Kuingat sekali akhirnya kita memutuskan menikmati senja hari itu, memesan makanan di gofood dan oiya kamu seperti biasa manis membawa sepaket camilan untuk stok ku selama satu bulan. Iya kamu selalu begitu. Dan aku suka karena kamu tahu.. aku suka makan.

Sampai di fase kalimat kamu ingin bicara serius, sudah lompat-lompat rasanya hatiku menunggu perjanjian kecil di awal persiapan sekolah bahwa.. kita daftar sekolah dulu ya, Nan lalu kita coba belajar untuk melangkah dan coba berpikir untuk kita. Tapi bapak mau aku sekolah dulu.

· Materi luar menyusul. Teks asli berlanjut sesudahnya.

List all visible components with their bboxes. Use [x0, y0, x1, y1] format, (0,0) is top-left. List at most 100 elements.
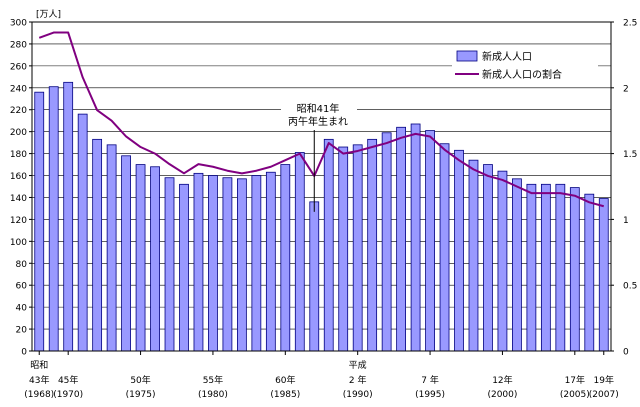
- x-western-year-label: (2007): [589, 390, 619, 400]
- y-tick-label: 260: [10, 62, 27, 72]
- bar: [222, 177, 233, 352]
- y2-tick-label: 0.5: [623, 282, 637, 292]
- bar: [396, 126, 406, 352]
- x-year-label: 60年: [275, 374, 295, 386]
- bar: [439, 143, 450, 352]
- bar: [251, 175, 262, 352]
- annotation-line-2: 丙午年生まれ: [288, 115, 348, 128]
- bar: [425, 130, 435, 352]
- bar: [352, 144, 363, 352]
- bar: [555, 183, 566, 352]
- bar: [179, 183, 189, 352]
- legend-line-label: 新成人人口の割合: [482, 68, 562, 81]
- x-year-label: 55年: [203, 374, 223, 386]
- y2-tick-label: 2.5: [623, 19, 637, 29]
- bar: [584, 193, 595, 352]
- bar: [265, 171, 276, 352]
- legend: 新成人人口 新成人人口の割合: [452, 45, 598, 83]
- x-year-label: 19年: [594, 374, 614, 386]
- line-series: [38, 31, 605, 208]
- bar: [92, 138, 103, 352]
- bar: [323, 138, 334, 352]
- bar: [193, 172, 204, 352]
- y-axis-unit-label: [万人]: [36, 9, 61, 20]
- x-western-year-label: (1975): [126, 390, 156, 400]
- y-tick-label: 240: [10, 84, 27, 94]
- bar: [34, 91, 45, 352]
- bar: [135, 164, 146, 352]
- x-year-label: 17年: [565, 374, 585, 386]
- y-tick-label: 220: [10, 106, 27, 116]
- bar: [77, 113, 88, 352]
- bar: [164, 177, 175, 352]
- legend-bar-label: 新成人人口: [482, 50, 532, 63]
- bar: [410, 123, 421, 352]
- x-year-label: 43年: [29, 374, 49, 386]
- bar: [526, 183, 537, 352]
- y-tick-label: 40: [16, 304, 28, 314]
- y-axis-left: 0 20 40 60 80 100 120 140 160 180 200 220 240 260 280 3…: [10, 19, 32, 358]
- x-axis: 昭和 43年 (1968) 45年 (1970) 50年 (1975) 55年 (1980) 60…: [24, 351, 619, 400]
- bar: [569, 187, 580, 352]
- x-era-label: 昭和: [30, 360, 48, 371]
- bar: [208, 175, 218, 352]
- x-era-label: 平成: [349, 359, 367, 371]
- bar: [483, 164, 493, 352]
- y-tick-label: 100: [10, 238, 27, 248]
- bar: [598, 198, 609, 352]
- bar-series: [34, 81, 609, 352]
- x-western-year-label: (2005): [560, 390, 590, 400]
- x-western-year-label: (1990): [343, 390, 373, 400]
- x-western-year-label: (1995): [415, 390, 445, 400]
- y-tick-label: 120: [10, 216, 27, 226]
- y-tick-label: 80: [16, 260, 28, 270]
- bar: [63, 81, 74, 352]
- bar: [338, 146, 349, 352]
- y2-tick-label: 2: [623, 84, 629, 94]
- gridlines: [32, 43, 611, 330]
- bar: [280, 164, 291, 352]
- y2-tick-label: 1.5: [623, 150, 637, 160]
- bar: [512, 178, 522, 352]
- x-year-label: 12年: [492, 374, 512, 386]
- bar: [468, 159, 479, 352]
- plot-frame: [31, 21, 612, 352]
- x-western-year-label: (2000): [487, 390, 517, 400]
- bar: [540, 183, 551, 352]
- bar: [150, 166, 160, 352]
- annotation: 昭和41年 丙午年生まれ: [281, 101, 357, 212]
- y2-tick-label: 1: [623, 216, 629, 226]
- y-axis-right: 0 0.5 1 1.5 2 2.5: [611, 19, 637, 358]
- x-year-label: 50年: [130, 374, 150, 386]
- x-western-year-label: (1980): [198, 390, 228, 400]
- x-year-label: 7 年: [421, 374, 439, 386]
- x-western-year-label: (1970): [53, 390, 83, 400]
- y-tick-label: 300: [10, 19, 27, 29]
- x-year-label: 45年: [58, 374, 78, 386]
- bar: [381, 132, 392, 352]
- bar: [309, 201, 320, 352]
- bar: [497, 170, 508, 352]
- x-western-year-label: (1985): [270, 390, 300, 400]
- y-tick-label: 0: [21, 348, 27, 358]
- y-tick-label: 200: [10, 128, 27, 138]
- y-tick-label: 140: [10, 194, 27, 204]
- bar: [237, 178, 247, 352]
- bar: [106, 144, 117, 352]
- bar: [294, 152, 305, 352]
- y-tick-label: 60: [16, 282, 28, 292]
- annotation-line-1: 昭和41年: [297, 102, 340, 115]
- bar: [48, 86, 59, 352]
- y-tick-label: 180: [10, 150, 27, 160]
- y2-tick-label: 0: [623, 348, 629, 358]
- ratio-line: [38, 31, 605, 208]
- legend-bar-swatch: [456, 50, 478, 62]
- x-western-year-label: (1968): [24, 390, 54, 400]
- y-tick-label: 20: [16, 326, 28, 336]
- bar: [454, 149, 464, 352]
- x-year-label: 2 年: [349, 374, 367, 386]
- y-tick-label: 160: [10, 172, 27, 182]
- bar: [121, 155, 131, 352]
- bar: [367, 138, 378, 352]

Tapi yang kudapat adalah kata selesai.

Oktober 🙂

Teruntuk kamu yang sudah menjadi pembelajaran luar biasa yang mengisi waktu sekolahku dengan tangisku karena rasa rinduku, teruntuk dia yang saat ini inshaAllah menjaga kamu.. kuharap kamu mendapat perasaan yang utuh. Kuharap ibu dan bapak pun begitu.

Sangat menjadi pembelajaran untuk bisa menjadi teman persiapan sekolahmu. Mempelajari karakter unikmu menjadi sebuah keseruan tersendiri untukku 🙂

Dan, doakan ku pula tuk melangkah dengannya yang kupilih. Dan aku tidak pernah menyesal dan sangat bahagia untuk bahagiamu, begitupula kuharap kamu bahagia untuk bahagiaku.

Pernah tau 500 days of summer? Iya ini realita. Pahitnya ada, manisnya ada, tapi.. Allah Maha Baik, Allah menjaga kami dengan banyak rahasia yang masih ada di depan sana.

ps : salam peluk untuk ibu dan bapak.